Core Concepts
A novel untrained anomaly detection method based on 3D point cloud data that can achieve accurate anomaly detection on complex manufacturing surfaces using a single sample without requiring any training data.
Abstract
The paper proposes a novel untrained anomaly detection method for complex manufacturing surfaces based on 3D point cloud data. The key challenges addressed are the direct modeling of complex surfaces represented by 3D point clouds and the inability to train many machine learning and statistical models when only a single sample is available.
The proposed approach transforms the input 3D point cloud into a collection of profiles along different directions, inspired by the design and manufacturing process of rotating bodies. These profiles are expected to have similar shapes, indicating that they can be represented by a low-rank matrix. However, the unstructured nature of 3D point clouds introduces error points that can deviate significantly from the expected profiles.
To address this, the paper introduces a Component Segmentation and Cleaning (CSC) module that segments the complex surface into multiple basic and simple components. This enables the removal of outlier profiles near component boundaries, and allows the Robust Principal Component Analysis (RPCA) algorithm to be applied to each clean component, effectively modeling the low-rank reference surface and detecting sparse anomalies.

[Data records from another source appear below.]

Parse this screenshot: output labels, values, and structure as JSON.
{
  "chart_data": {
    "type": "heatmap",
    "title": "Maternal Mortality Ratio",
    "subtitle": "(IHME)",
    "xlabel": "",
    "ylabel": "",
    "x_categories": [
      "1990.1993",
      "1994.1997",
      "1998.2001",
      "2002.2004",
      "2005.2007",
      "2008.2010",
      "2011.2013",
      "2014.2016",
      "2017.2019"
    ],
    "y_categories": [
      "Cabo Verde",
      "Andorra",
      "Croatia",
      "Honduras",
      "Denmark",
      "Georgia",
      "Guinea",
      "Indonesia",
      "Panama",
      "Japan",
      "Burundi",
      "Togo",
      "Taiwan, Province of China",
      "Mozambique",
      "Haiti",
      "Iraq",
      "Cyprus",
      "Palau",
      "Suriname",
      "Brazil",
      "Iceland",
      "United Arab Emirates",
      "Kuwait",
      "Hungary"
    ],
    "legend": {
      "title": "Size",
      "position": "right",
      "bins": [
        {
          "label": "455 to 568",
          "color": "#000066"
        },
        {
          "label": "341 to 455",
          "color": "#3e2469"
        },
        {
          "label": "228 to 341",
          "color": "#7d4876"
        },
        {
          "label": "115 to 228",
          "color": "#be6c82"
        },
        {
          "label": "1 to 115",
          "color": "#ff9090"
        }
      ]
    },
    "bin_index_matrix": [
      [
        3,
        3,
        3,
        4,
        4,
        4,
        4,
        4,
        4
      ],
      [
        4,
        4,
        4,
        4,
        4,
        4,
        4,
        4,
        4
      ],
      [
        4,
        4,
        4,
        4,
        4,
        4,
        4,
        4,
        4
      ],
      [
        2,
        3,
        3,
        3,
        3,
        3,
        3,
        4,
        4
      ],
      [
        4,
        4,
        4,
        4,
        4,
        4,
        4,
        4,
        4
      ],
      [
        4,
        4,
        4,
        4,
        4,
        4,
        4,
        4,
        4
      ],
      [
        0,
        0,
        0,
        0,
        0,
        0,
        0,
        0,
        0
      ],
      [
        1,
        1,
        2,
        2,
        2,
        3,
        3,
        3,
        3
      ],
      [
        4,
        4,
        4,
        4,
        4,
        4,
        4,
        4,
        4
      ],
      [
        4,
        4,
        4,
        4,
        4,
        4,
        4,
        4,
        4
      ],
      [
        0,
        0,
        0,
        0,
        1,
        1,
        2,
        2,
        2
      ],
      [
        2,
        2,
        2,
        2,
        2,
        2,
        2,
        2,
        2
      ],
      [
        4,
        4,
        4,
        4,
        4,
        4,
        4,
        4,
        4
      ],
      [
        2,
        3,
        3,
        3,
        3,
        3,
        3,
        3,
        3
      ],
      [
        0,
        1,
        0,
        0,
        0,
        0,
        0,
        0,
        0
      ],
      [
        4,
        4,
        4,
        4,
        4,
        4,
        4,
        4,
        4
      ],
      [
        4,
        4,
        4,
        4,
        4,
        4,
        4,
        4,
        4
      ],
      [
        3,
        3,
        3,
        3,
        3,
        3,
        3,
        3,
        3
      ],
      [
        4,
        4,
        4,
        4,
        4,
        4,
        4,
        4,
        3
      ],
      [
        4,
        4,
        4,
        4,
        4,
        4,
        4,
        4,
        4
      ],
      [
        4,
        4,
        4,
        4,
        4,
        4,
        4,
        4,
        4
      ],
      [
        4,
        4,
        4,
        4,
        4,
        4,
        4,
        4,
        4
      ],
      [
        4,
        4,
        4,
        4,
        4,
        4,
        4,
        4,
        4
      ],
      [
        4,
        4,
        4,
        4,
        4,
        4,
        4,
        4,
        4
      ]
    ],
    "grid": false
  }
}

Extensive experiments on different types of complex manufacturing parts demonstrate that the proposed method outperforms state-of-the-art approaches, achieving promising results for accurate 3D anomaly detection using only a single sample without any training data.
Stats
The depth d and radius r of hole anomalies are d ∈[0.9, 1.1], r ∈[0.2, 0.5] respectively, and the length l, width w and height h of the scratch anomalies are l ∈[0.6, 1.2], w ∈[0.5, 1.1], h ∈[0.1, 0.2].
The bounding box sizes of Part1, Part2 and Part3 are (12.8, 10.0, 5.1), (12.8, 8.0, 3.4) and (28.5, 8.8, 3.6) respectively.
Quotes
"The surface quality inspection of manufacturing parts based on 3D point cloud data has attracted increasing attention in recent years."
"Achieving accurate 3D anomaly detection is challenging, due to the complex surfaces of manufacturing parts and the difficulty of collecting sufficient anomaly samples."